I’ve asked myself, what does it look like for me to right these wrongs? What does it look like to maintain a practice of accountability? What does it look like to actually create spaces that align with the values of equity that I so firmly believe in? In many ways, for me, it looks like continuing to have those hard conversations with individuals that harmed me and those I have harmed in the past. Hopefully healing and retribution can be the final result. It looks like setting boundaries and honoring the boundaries of others. It looks like stepping to the side in my privilege and centering the experiences of the most vulnerable. It looks like redefining for me what it means to be a dancer. It looks like being okay with not being tied to institutions and finding independence in just being. That may include creating space from this profession/industry all together. Perhaps the expectations and goals I was conditioned to set are not the best way for me to live out the values I believe in. Perhaps it is time to make space for more nuance in the profession and the labels I have clung to: dancer, choreographer, dance educator, artist. It most definitely looks like leaving spaces that are not committed to reducing harm in every possible way.

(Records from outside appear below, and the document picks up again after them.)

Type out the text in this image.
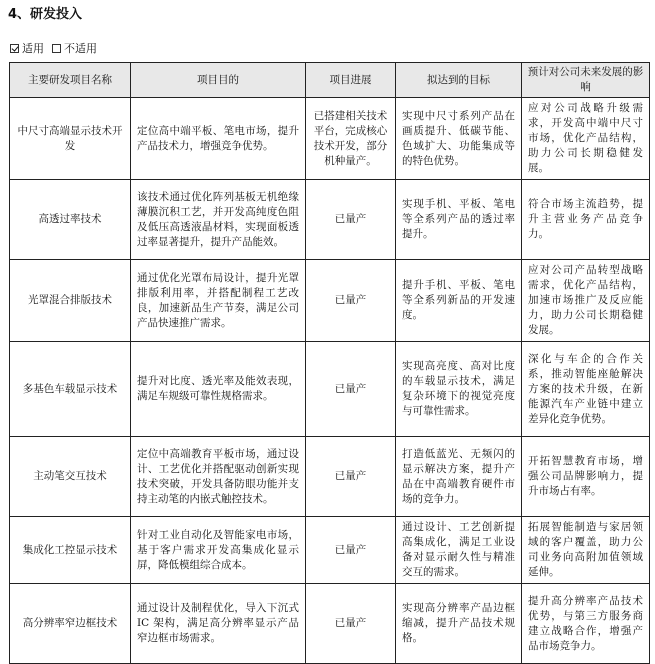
4、研发投入
适用 不适用
主要研发项目名称	项目目的	项目进展	拟达到的目标	预计对公司未来发展的影响
中尺寸高端显示技术开发	定位高中端平板、笔电市场，提升产品技术力，增强竞争优势。	已搭建相关技术平台，完成核心技术开发，部分机种量产。	实现中尺寸系列产品在画质提升、低碳节能、色域扩大、功能集成等的特色优势。	应对公司战略升级需求，开发高中端中尺寸市场，优化产品结构，助力公司长期稳健发展。
高透过率技术	该技术通过优化阵列基板无机绝缘薄膜沉积工艺，并开发高纯度色阻及低压高透液晶材料，实现面板透过率显著提升，提升产品能效。	已量产	实现手机、平板、笔电等全系列产品的透过率提升。	符合市场主流趋势，提升主营业务产品竞争力。
光罩混合排版技术	通过优化光罩布局设计，提升光罩排版利用率，并搭配制程工艺改良，加速新品生产节奏，满足公司产品快速推广需求。	已量产	提升手机、平板、笔电等全系列新品的开发速度。	应对公司产品转型战略需求，优化产品结构，加速市场推广及反应能力，助力公司长期稳健发展。
多基色车载显示技术	提升对比度、透光率及能效表现，满足车规级可靠性规格需求。	已量产	实现高亮度、高对比度的车载显示技术，满足复杂环境下的视觉亮度与可靠性需求。	深化与车企的合作关系，推动智能座舱解决方案的技术升级，在新能源汽车产业链中建立差异化竞争优势。
主动笔交互技术	定位中高端教育平板市场，通过设计、工艺优化并搭配驱动创新实现技术突破，开发具备防眼功能并支持主动笔的内嵌式触控技术。	已量产	打造低蓝光、无频闪的显示解决方案，提升产品在中高端教育硬件市场的竞争力。	开拓智慧教育市场，增强公司品牌影响力，提升市场占有率。
集成化工控显示技术	针对工业自动化及智能家电市场，基于客户需求开发高集成化显示屏，降低模组综合成本。	已量产	通过设计、工艺创新提高集成化，满足工业设备对显示耐久性与精准交互的需求。	拓展智能制造与家居领域的客户覆盖，助力公司业务向高附加值领域延伸。
高分辨率窄边框技术	通过设计及制程优化，导入下沉式 IC 架构，满足高分辨率显示产品窄边框市场需求。	已量产	实现高分辨率产品边框缩减，提升产品技术规格。	提升高分辨率产品技术优势，与第三方服务商建立战略合作，增强产品市场竞争力。
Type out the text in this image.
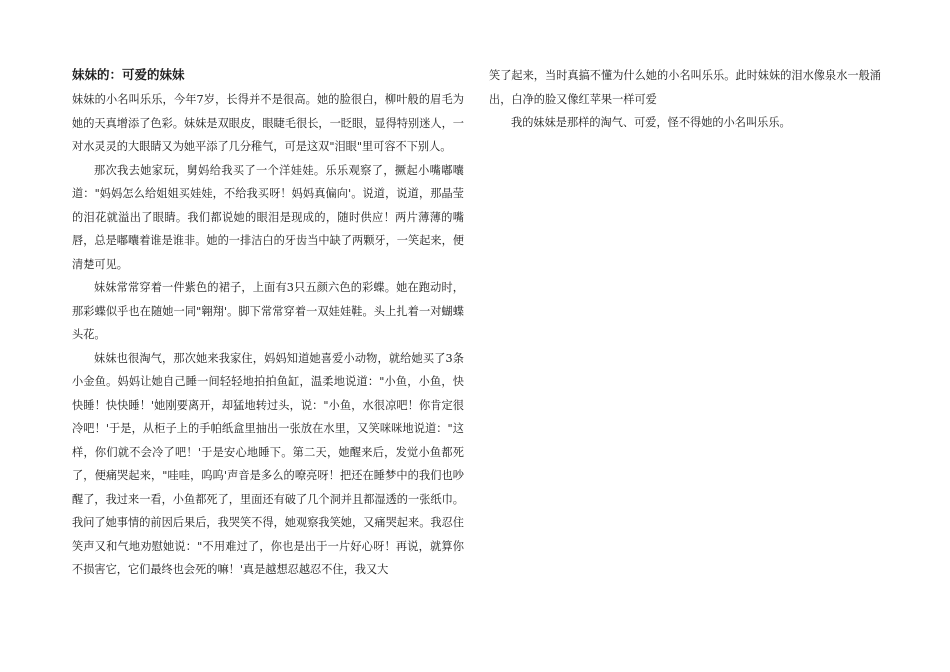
妹妹的：可爱的妹妹

妹妹的小名叫乐乐，今年7岁，长得并不是很高。她的脸很白，柳叶般的眉毛为她的天真增添了色彩。妹妹是双眼皮，眼睫毛很长，一眨眼，显得特别迷人，一对水灵灵的大眼睛又为她平添了几分稚气，可是这双"泪眼"里可容不下别人。

那次我去她家玩，舅妈给我买了一个洋娃娃。乐乐观察了，撅起小嘴嘟囔道："妈妈怎么给姐姐买娃娃，不给我买呀！妈妈真偏向'。说道，说道，那晶莹的泪花就溢出了眼睛。我们都说她的眼泪是现成的，随时供应！两片薄薄的嘴唇，总是嘟囔着谁是谁非。她的一排洁白的牙齿当中缺了两颗牙，一笑起来，便清楚可见。

妹妹常常穿着一件紫色的裙子，上面有3只五颜六色的彩蝶。她在跑动时，那彩蝶似乎也在随她一同"翱翔'。脚下常常穿着一双娃娃鞋。头上扎着一对蝴蝶头花。

妹妹也很淘气，那次她来我家住，妈妈知道她喜爱小动物，就给她买了3条小金鱼。妈妈让她自己睡一间轻轻地拍拍鱼缸，温柔地说道："小鱼，小鱼，快快睡！快快睡！'她刚要离开，却猛地转过头，说："小鱼，水很凉吧！你肯定很冷吧！'于是，从柜子上的手帕纸盒里抽出一张放在水里，又笑咪咪地说道："这样，你们就不会冷了吧！'于是安心地睡下。第二天，她醒来后，发觉小鱼都死了，便痛哭起来，"哇哇，呜呜'声音是多么的嘹亮呀！把还在睡梦中的我们也吵醒了，我过来一看，小鱼都死了，里面还有破了几个洞并且都湿透的一张纸巾。我问了她事情的前因后果后，我哭笑不得，她观察我笑她，又痛哭起来。我忍住笑声又和气地劝慰她说："不用难过了，你也是出于一片好心呀！再说，就算你不损害它，它们最终也会死的嘛！'真是越想忍越忍不住，我又大

笑了起来，当时真搞不懂为什么她的小名叫乐乐。此时妹妹的泪水像泉水一般涌出，白净的脸又像红苹果一样可爱

我的妹妹是那样的淘气、可爱，怪不得她的小名叫乐乐。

So, I’m asking you, my fellow dance community members: what does it look like for you to right the wrongs you have experienced? How are you going to show up for yourself and others? How are you going to reconcile this duality of being a part of an industry that has created beautiful work and contributed to the expansion of our society and culture, while simultaneously creating toxic and harmful containers, institutions, and spaces? It is going to look different for most of us, but I’m hopeful the sentiment is the same, in that we are striving not to just create safer spaces, but spaces in which it is possible to do what is necessary to dismantle these harms. I believe that, until we radically and enthusiastically take this step, we will remain in this loop of harm and violence. I don’t want to just keep talking about it—I want to be about it. I love my craft and this community, in all of its complexities, dualities, and nuances. I love it so much that I’m willing to lose parts of it as I do what I can to forge a path that provides equity, respect, and love for every single being in this community. If you’re showing up, you’re a part of this, which means you have equal claim and responsibility to this container that is forever growing, expanding, and reaching for something better. I’m curious to discover alongside you what this hard work can produce and sustain. Let me know! I’m here to listen. I’m here to apologize. I’m here to forgive. I’m here to collaborate and partner with anyone who is willing to make something—something that we can continue to build upon that cultivates the best of our humanity.